In this study, they indicated that ETV given at 1 mg/day for 48 w

In this study, they indicated that ETV given at 1 mg/day for 48 weeks resulted in lesser hepatitis B virus (HBV) DNA and alanine aminotransferase (ALT) reduction in the LAM/ADV-resistant group than compared with the LAM-resistant group. They also noted that HBV

DNA loss was significantly higher in the LAM-resistant group compared with the LAM/ADV-resistant group (34% versus 10%). However, they showed that virological breakthrough was similar in both groups. They also underlined that virological response at 12 weeks determined the degree of HBV DNA reduction over 48 weeks of therapy, regardless of previous antiviral MK-2206 ic50 treatment. In their study, Shim et al. underlined the importance of multidrug resistance in cases with inappropriate use of antivirals in HBV infection. The same authors suggested, in the introduction section, that “in terms of salvage therapy for LAM-resistant or ADV-resistant chronic hepatitis B infection, the American Association for the Study of Liver Diseases (AASLD) practice guideline recommended switching to ETV” monotherapy as an optimal Inhibitor Library order strategy. However, according to the current guidelines,

including AASLD 2009,2 European Association for the Study of the Liver 2009,3 and Asian Pacific Association for the Study of the Liver 2008,4 what the authors did seemed to be inappropriate to suggest to the readers. The guidelines mentioned above unanimously indicated that

ETV can be recommended as a rescue therapy only for ADV-resistant chronic HBV infection having Asp236-to-Thr236 (N236T) and/or Ala181-to-Thr181/Val181 (A181T/V) substitutions.

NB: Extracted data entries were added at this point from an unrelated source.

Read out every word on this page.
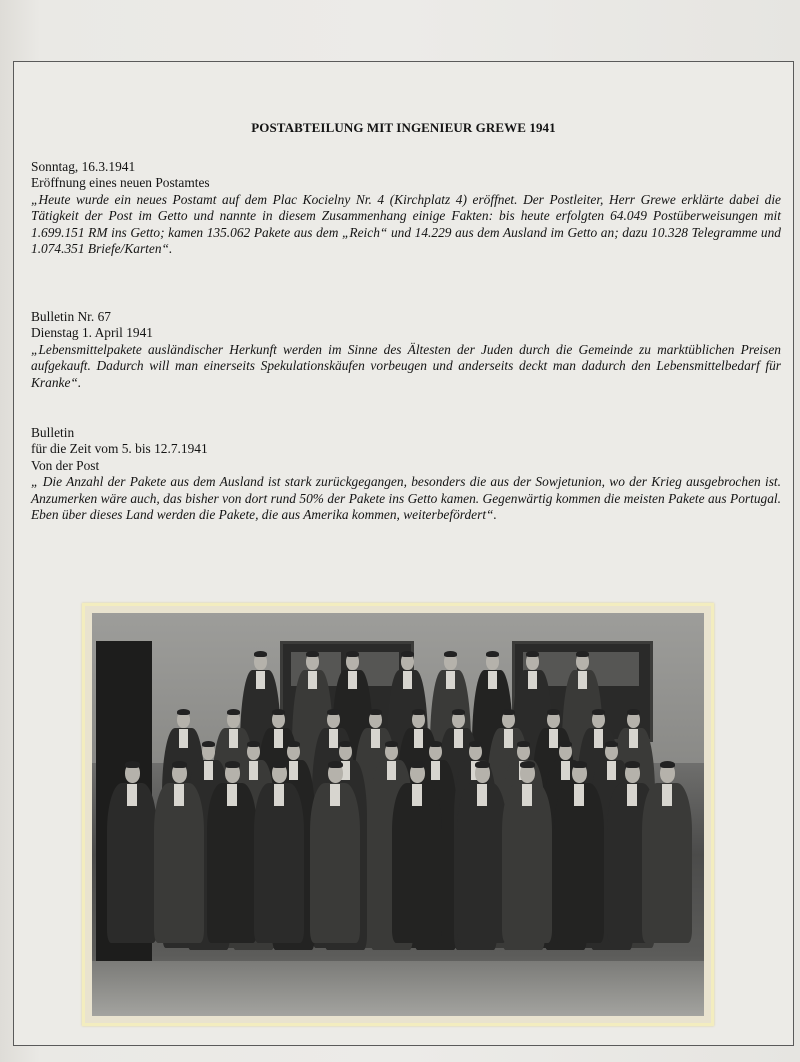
POSTABTEILUNG MIT INGENIEUR GREWE 1941
Sonntag, 16.3.1941
Eröffnung eines neuen Postamtes
„Heute wurde ein neues Postamt auf dem Plac Kocielny Nr. 4 (Kirchplatz 4) eröffnet. Der Postleiter, Herr Grewe erklärte dabei die Tätigkeit der Post im Getto und nannte in diesem Zusammenhang einige Fakten: bis heute erfolgten 64.049 Postüberweisungen mit 1.699.151 RM ins Getto; kamen 135.062 Pakete aus dem „Reich“ und 14.229 aus dem Ausland im Getto an; dazu 10.328 Telegramme und 1.074.351 Briefe/Karten“.
Bulletin Nr. 67
Dienstag 1. April 1941
„Lebensmittelpakete ausländischer Herkunft werden im Sinne des Ältesten der Juden durch die Gemeinde zu marktüblichen Preisen aufgekauft. Dadurch will man einerseits Spekulationskäufen vorbeugen und anderseits deckt man dadurch den Lebensmittelbedarf für Kranke“.
Bulletin
für die Zeit vom 5. bis 12.7.1941
Von der Post
„ Die Anzahl der Pakete aus dem Ausland ist stark zurückgegangen, besonders die aus der Sowjetunion, wo der Krieg ausgebrochen ist. Anzumerken wäre auch, das bisher von dort rund 50% der Pakete ins Getto kamen. Gegenwärtig kommen die meisten Pakete aus Portugal. Eben über dieses Land werden die Pakete, die aus Amerika kommen, weiterbefördert“.
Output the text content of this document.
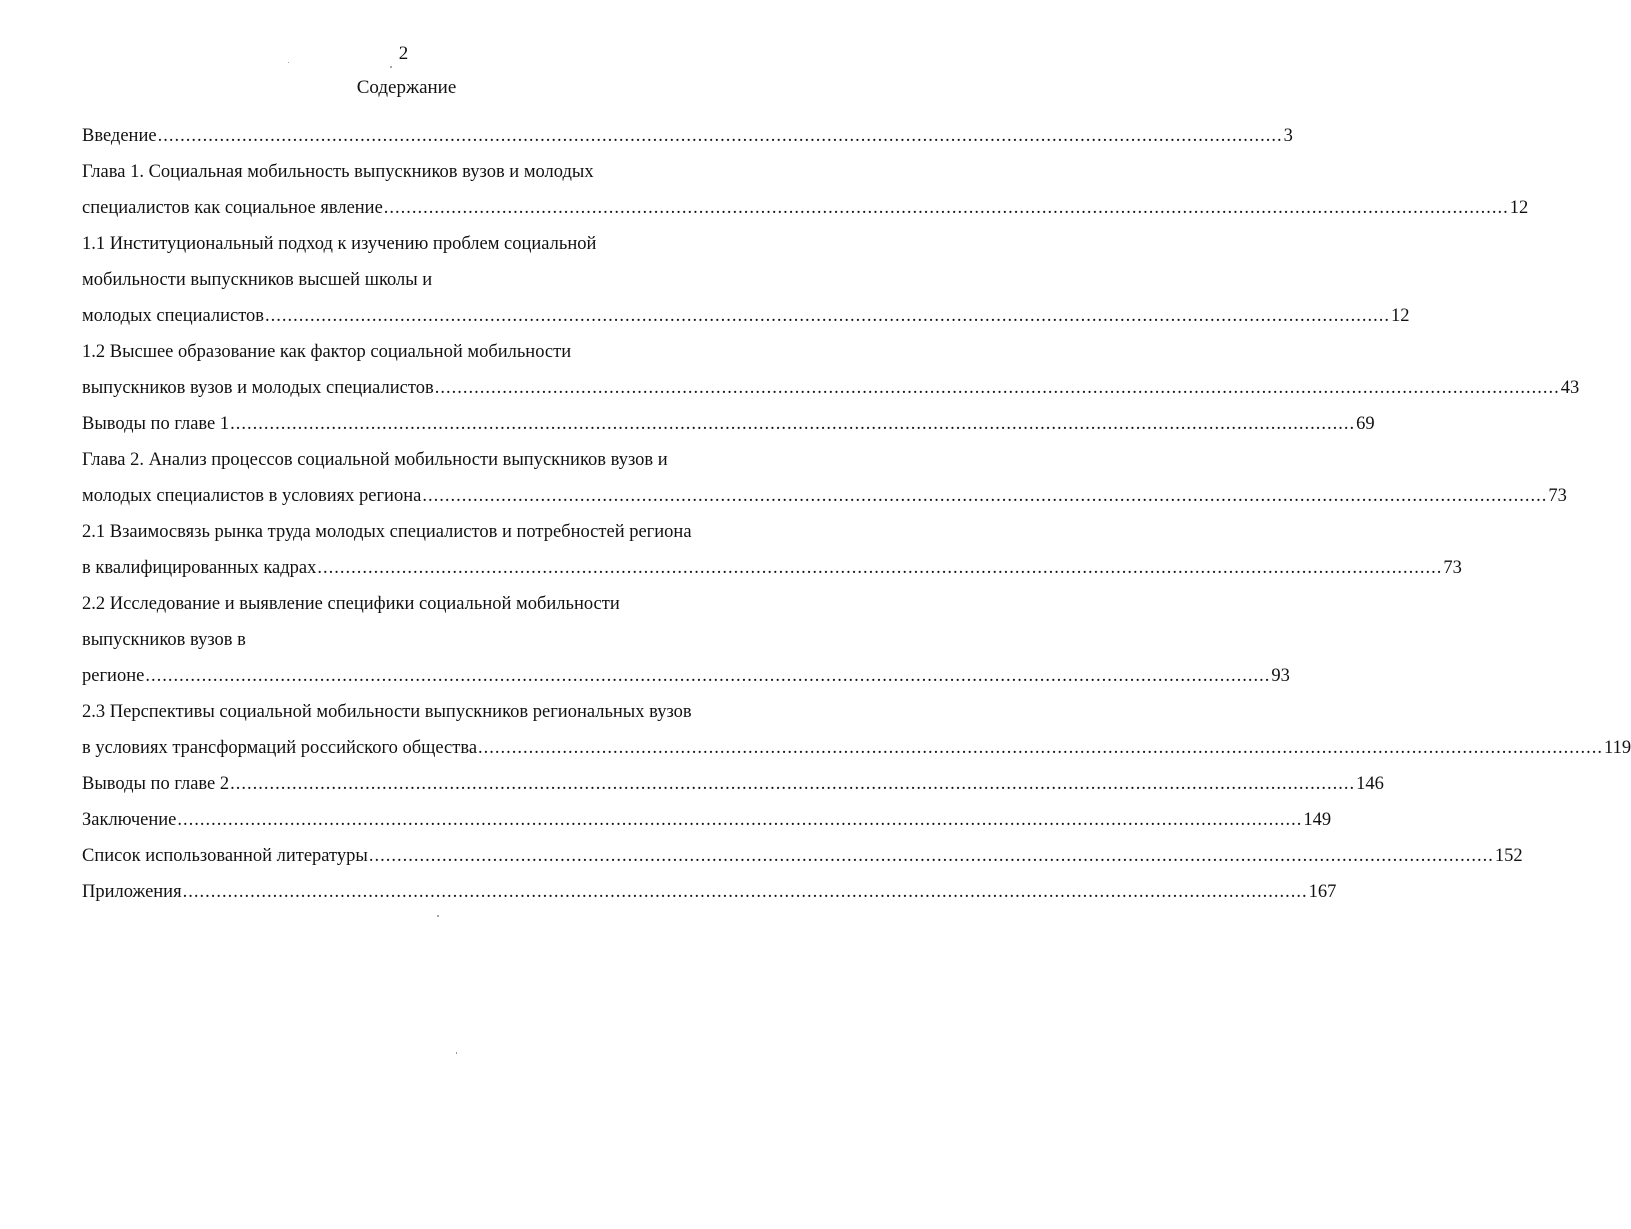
2
Содержание
Введение ........................................................................................................................................................................................................ 3
Глава 1. Социальная мобильность выпускников вузов и молодых
специалистов как социальное явление ........................................................................................................................................................................................................ 12
1.1 Институциональный подход к изучению проблем социальной
мобильности выпускников высшей школы и
молодых специалистов ........................................................................................................................................................................................................ 12
1.2 Высшее образование как фактор социальной мобильности
выпускников вузов и молодых специалистов ........................................................................................................................................................................................................ 43
Выводы по главе 1 ........................................................................................................................................................................................................ 69
Глава 2. Анализ процессов социальной мобильности выпускников вузов и
молодых специалистов в условиях региона ........................................................................................................................................................................................................ 73
2.1 Взаимосвязь рынка труда молодых специалистов и потребностей региона
в квалифицированных кадрах ........................................................................................................................................................................................................ 73
2.2 Исследование и выявление специфики социальной мобильности
выпускников вузов в
регионе ........................................................................................................................................................................................................ 93
2.3 Перспективы социальной мобильности выпускников региональных вузов
в условиях трансформаций российского общества ........................................................................................................................................................................................................ 119
Выводы по главе 2 ........................................................................................................................................................................................................ 146
Заключение ........................................................................................................................................................................................................ 149
Список использованной литературы ........................................................................................................................................................................................................ 152
Приложения ........................................................................................................................................................................................................ 167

Contrary to what the authors MCE公司 wrote in the introduction section of their article, AASLD guidelines in 20092 on HBV infection clearly indicate that ETV is not an optimal treatment for LAM-refractory HBV. It is clearly known that Leu180-to-Met180 (L180M) + Met204-to-Val204 (M204V) and L180M + M204V + Asn236-to-Thr236 (N236T) mutants behaved 6.25-fold resistant to ETV compared with wild-type HBV.5 We also know that genotypic resistance to ETV will develop at a rate of 43% at the end of 4 years.6 Expectedly, two patients in the series of Shim et al.1 developed virological breakthrough with Ser202-to-Gly202 (S202G) ETV resistance substitutions at 36 weeks of treatment, and one patient developed biochemical breakthrough in the LAM-resistant group of patients. Unfortunately, the readers were not informed in this article how the authors treated these two cases in their series. Another relevant article in this field showed that although HBV DNA suppression was achieved in a higher percentage of patients, there was an emergence of nearly 8% resistance to ETV monotherapy in cases with previous LAM resistance in year 2.7 Thus, this strategy led to selection of multidrug-resistant HBV strains with maximal viral resistance in the near future.